VIDEO. 14-Juillet : quelques milliers de manifestants dans plusieurs villes de France pour l'hôpital public

Ils répondaient à l'appel d'une dizaine d'organisations syndicales, dont Sud et la CGT, pour dénoncer les accords conclus lors du Ségur de la santé.

Des milliers de personnes ont manifesté, mardi 14 juillet, à travers la France, pour dénoncer les accords conclus lors du Ségur de la santé, jugés insuffisants face aux besoins de l'hôpital public. Ils répondaient à l'appel d'une dizaine d'organisations syndicales, dont Sud et la CGT.

A Paris, le cortège a rassemblé plusieurs milliers de manifestants, de la place de la République jusqu'à la place de la Bastille. "Le Covid a montré qu'on avait besoin de lits, on ne les a pas", a expliqué dans le cortège parisien Guillaume Rosey, infirmier en neurologie à Maubeuge (Nord), déçu par le protocole d'accord signé à Matignon par des organisations syndicales majoritaires (CFDT, FO et Unsa). "Il y a beaucoup de choses qui n'ont pas été abordées et on ne peut pas être satisfaits", a-t-il souligné.

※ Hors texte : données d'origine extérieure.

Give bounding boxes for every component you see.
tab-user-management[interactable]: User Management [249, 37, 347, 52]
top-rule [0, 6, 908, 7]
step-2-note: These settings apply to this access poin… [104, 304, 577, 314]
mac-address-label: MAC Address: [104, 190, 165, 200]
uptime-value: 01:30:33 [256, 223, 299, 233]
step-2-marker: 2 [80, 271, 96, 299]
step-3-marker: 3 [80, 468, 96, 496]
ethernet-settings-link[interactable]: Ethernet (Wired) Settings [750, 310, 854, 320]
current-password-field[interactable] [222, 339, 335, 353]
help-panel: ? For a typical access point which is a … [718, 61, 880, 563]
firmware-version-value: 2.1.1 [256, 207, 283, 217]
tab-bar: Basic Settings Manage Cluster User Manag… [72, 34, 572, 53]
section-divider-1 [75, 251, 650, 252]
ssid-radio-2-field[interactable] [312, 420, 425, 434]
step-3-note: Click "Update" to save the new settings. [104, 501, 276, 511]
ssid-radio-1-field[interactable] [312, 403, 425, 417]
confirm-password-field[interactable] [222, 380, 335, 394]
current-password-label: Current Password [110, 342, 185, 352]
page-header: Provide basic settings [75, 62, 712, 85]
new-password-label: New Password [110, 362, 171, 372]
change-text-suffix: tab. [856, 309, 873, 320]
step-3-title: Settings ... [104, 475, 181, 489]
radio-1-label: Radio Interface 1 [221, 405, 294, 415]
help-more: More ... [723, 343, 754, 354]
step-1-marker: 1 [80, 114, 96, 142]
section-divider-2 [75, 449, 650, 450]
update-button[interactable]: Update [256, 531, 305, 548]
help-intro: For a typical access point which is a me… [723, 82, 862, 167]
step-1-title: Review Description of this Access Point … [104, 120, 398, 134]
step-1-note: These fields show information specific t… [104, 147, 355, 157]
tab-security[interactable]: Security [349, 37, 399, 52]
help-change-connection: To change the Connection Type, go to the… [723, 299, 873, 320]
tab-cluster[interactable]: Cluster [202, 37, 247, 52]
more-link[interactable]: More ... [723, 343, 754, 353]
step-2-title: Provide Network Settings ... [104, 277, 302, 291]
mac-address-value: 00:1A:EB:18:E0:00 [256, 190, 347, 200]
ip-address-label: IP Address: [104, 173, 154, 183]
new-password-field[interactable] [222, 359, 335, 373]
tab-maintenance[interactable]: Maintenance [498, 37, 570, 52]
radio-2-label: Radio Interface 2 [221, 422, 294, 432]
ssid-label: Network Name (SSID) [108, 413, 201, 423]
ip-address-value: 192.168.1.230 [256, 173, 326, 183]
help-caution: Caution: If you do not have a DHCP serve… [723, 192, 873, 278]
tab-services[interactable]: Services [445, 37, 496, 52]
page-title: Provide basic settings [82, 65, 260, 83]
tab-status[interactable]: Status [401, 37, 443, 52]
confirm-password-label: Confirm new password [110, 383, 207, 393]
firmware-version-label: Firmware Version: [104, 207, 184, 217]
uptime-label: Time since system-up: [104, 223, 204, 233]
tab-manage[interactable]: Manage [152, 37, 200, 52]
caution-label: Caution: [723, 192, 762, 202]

Parmi les manifestants, certains venaient d'un rassemblement organisé par des "gilets jaunes" devant l'Inspection générale de la police nationale afin de dénoncer les violences policières. La fin du défilé a été marquée par des heurts sporadiques entre les forces de l'ordre et des manifestants. Les gendarmes ont fait usage de gaz lacrymogène. Des coups de pied ont été assénés à l'un d'eux, qui avait trébuché.

A Lyon, quelque 500 personnes, parmi lesquelles de nombreux "gilets jaunes", ont défilé derrière une banderole "Premiers de corvées, derniers considérés". A Bordeaux, ils étaient entre 150 et 200, réunis dans le centre-ville. "Certes, nous avons eu une augmentation mais cet accord ne garantit pas une meilleure organisation du travail ni l'interruption des fermetures de lits, ce qui était pour nous primordial", a dénoncé Laurence Lagoubie, dont le syndicat (CGT) a refusé de signer l'accord.

Olivier Véran promet de nouvelles annonces

A Toulouse, 250 personnes, selon la police (400 selon les organisateurs), ont pris part à la manifestation. Pour Joël, éducateur dans le médico-social et représentant Sud, "on parle beaucoup de la santé mais nos problèmes se recoupent et nous souffrons aussi d'une gestion comptable".

Le ministre de la Santé, Olivier Véran, a réagi à ces mobilisations. Il a fait valoir que les accords salariaux ne doivent pas être considérés comme un "solde de tout compte" puisqu'ils seront suivis de nouvelles annonces, la semaine prochaine, notamment sur "l'organisation de l'hôpital". Le ministre a reconnu que le personnel de santé avait "encore des attentes".